The digital age of the blog is long dead, buried beneath over the 500 million that exist as 2019 comes to a close. Many museums continue to toil away, crafting thoughtful blog posts that few read. Only recently have cultural institutions turned away from the saturated outlet, recognizing that we are now well into the era of the podcast. The audio platform is proving to be instrumental for museums as they continue to cultivate audiences as well as search for an accessible means to create connections between their collections and our collective humanity.
A podcast is an audio program in a digital format that can be downloaded via an app or platform. Over 70% of audiences usually listen to episodes at home or on their commutes. Podcasts often have loyal followers that religiously download new shows and will overwhelmingly stick around for an entire episode. According to author and podcast producer Hannah Hethmon, podcast listeners are approximately 56% men and 44% women; they are educated and affluent people with a household income of over $75,000. With such an engaged userbase, it is no wonder that podcasts are quickly becoming a powerful tool for museums to make personal connections with audiences.
Podcasts allow cultural organizations to have a captive audience outside of the walls of their institutions. They can delve into a backstory of an object, explore a particular collection, or spark dialogue about a current event/topic. Moreover, the creative outlet is flexible in that museums can produce one season or multiple; they can create a new episode weekly or just seasonally. While museums using audio is not novel, the ability for potential visitors to access free and entertaining content that either informs or allows them to join a group of likeminded people is.
Some audio programs offer a more behind the scenes perspective with a talk show or narrative approach. In Hethmon’s Museums in Strange Places podcast, listeners around the globe discover the stories, challenges, and triumphs facing museum professionals in particular countries or states. Museum Confidential, produced by the Philbrook Museum, is another investigative podcast the delves into artists or object histories, as well as conducts timely interviews with individuals working in the field. If this type of insightful content interests you, other podcasts to listen to also include Museopunks, Museum Archipelago, or the Museum People Podcast.
Certain podcasts have a more out-of-the-box approach to storytelling, whether through first-person perspective or artist collaborations. The United States Holocaust Memorial Museum created podcasts that tell the history of the holocaust from survivor interviews through their First Person program. Rather than create a complete podcast from scratch, The Metropolitan Museum’s collaboration with Nate DiMeo’s The Memory Palace podcast proved to be successful and continues to be popular. In 2017, he participated in one of the artists in residence programs in which he simultaneously took a close look at their American Wing collection and offered unique soundscapes for each episode.

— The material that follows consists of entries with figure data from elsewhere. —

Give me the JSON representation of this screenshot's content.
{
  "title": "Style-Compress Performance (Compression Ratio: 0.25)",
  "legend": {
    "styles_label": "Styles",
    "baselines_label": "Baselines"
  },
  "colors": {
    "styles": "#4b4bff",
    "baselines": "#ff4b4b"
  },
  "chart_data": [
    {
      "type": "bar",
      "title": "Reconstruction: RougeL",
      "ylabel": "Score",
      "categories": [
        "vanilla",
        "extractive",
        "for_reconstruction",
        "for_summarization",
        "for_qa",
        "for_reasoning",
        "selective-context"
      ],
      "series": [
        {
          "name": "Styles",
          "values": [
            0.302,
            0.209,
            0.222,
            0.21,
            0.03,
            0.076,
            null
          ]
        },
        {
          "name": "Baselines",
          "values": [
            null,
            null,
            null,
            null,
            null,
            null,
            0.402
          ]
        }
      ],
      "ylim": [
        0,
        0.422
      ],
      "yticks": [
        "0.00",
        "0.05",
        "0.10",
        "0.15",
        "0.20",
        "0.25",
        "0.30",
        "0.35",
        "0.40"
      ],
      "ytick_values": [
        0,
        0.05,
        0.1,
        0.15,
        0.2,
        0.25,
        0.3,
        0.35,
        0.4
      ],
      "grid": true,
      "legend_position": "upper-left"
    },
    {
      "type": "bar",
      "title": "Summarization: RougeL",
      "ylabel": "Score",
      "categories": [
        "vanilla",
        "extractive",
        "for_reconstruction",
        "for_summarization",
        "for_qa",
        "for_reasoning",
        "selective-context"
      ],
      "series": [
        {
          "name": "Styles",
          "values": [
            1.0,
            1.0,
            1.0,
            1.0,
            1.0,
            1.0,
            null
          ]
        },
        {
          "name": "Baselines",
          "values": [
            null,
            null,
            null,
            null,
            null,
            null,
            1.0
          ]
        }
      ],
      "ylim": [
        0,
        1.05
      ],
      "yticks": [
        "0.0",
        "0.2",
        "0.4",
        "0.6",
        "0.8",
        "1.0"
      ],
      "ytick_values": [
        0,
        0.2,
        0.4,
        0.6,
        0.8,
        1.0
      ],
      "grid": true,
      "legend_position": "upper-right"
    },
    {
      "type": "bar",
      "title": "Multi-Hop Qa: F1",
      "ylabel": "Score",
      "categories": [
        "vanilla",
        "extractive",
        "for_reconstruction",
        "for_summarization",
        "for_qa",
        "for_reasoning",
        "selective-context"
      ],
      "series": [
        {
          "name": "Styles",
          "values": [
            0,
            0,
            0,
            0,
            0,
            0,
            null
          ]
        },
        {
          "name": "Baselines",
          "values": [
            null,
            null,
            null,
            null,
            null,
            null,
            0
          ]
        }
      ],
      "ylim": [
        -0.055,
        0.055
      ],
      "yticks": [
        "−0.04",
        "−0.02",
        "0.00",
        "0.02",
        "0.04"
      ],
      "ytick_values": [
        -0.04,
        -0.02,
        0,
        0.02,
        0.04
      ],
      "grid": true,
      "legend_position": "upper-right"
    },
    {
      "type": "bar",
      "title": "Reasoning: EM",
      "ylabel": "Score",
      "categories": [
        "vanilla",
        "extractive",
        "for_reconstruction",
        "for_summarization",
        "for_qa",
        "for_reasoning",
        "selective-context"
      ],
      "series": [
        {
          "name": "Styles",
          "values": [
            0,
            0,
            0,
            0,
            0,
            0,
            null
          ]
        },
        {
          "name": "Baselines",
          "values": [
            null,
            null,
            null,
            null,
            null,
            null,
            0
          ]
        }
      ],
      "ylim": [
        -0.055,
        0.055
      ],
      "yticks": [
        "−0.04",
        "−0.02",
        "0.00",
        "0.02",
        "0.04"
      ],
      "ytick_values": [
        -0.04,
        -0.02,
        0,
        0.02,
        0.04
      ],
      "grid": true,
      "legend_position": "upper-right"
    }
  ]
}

Museums face the challenge of creating content that is genuine and that proves art can enhance lives. While podcasts have gained popularity for over a decade, there is still an opportunity for cultural organizations to grow and prosper by using this dynamic avenue. If you are looking to start a podcast for a cultural institution or learning more to launch your own, consider reading Every Museum Needs a Podcast by Hannah Hethmon. In the book, the author delves into all the information one might need to get started. Hethmon also includes a list of equipment required to get started as well as some worksheets to help you think through your podcast idea or the concept for your institution.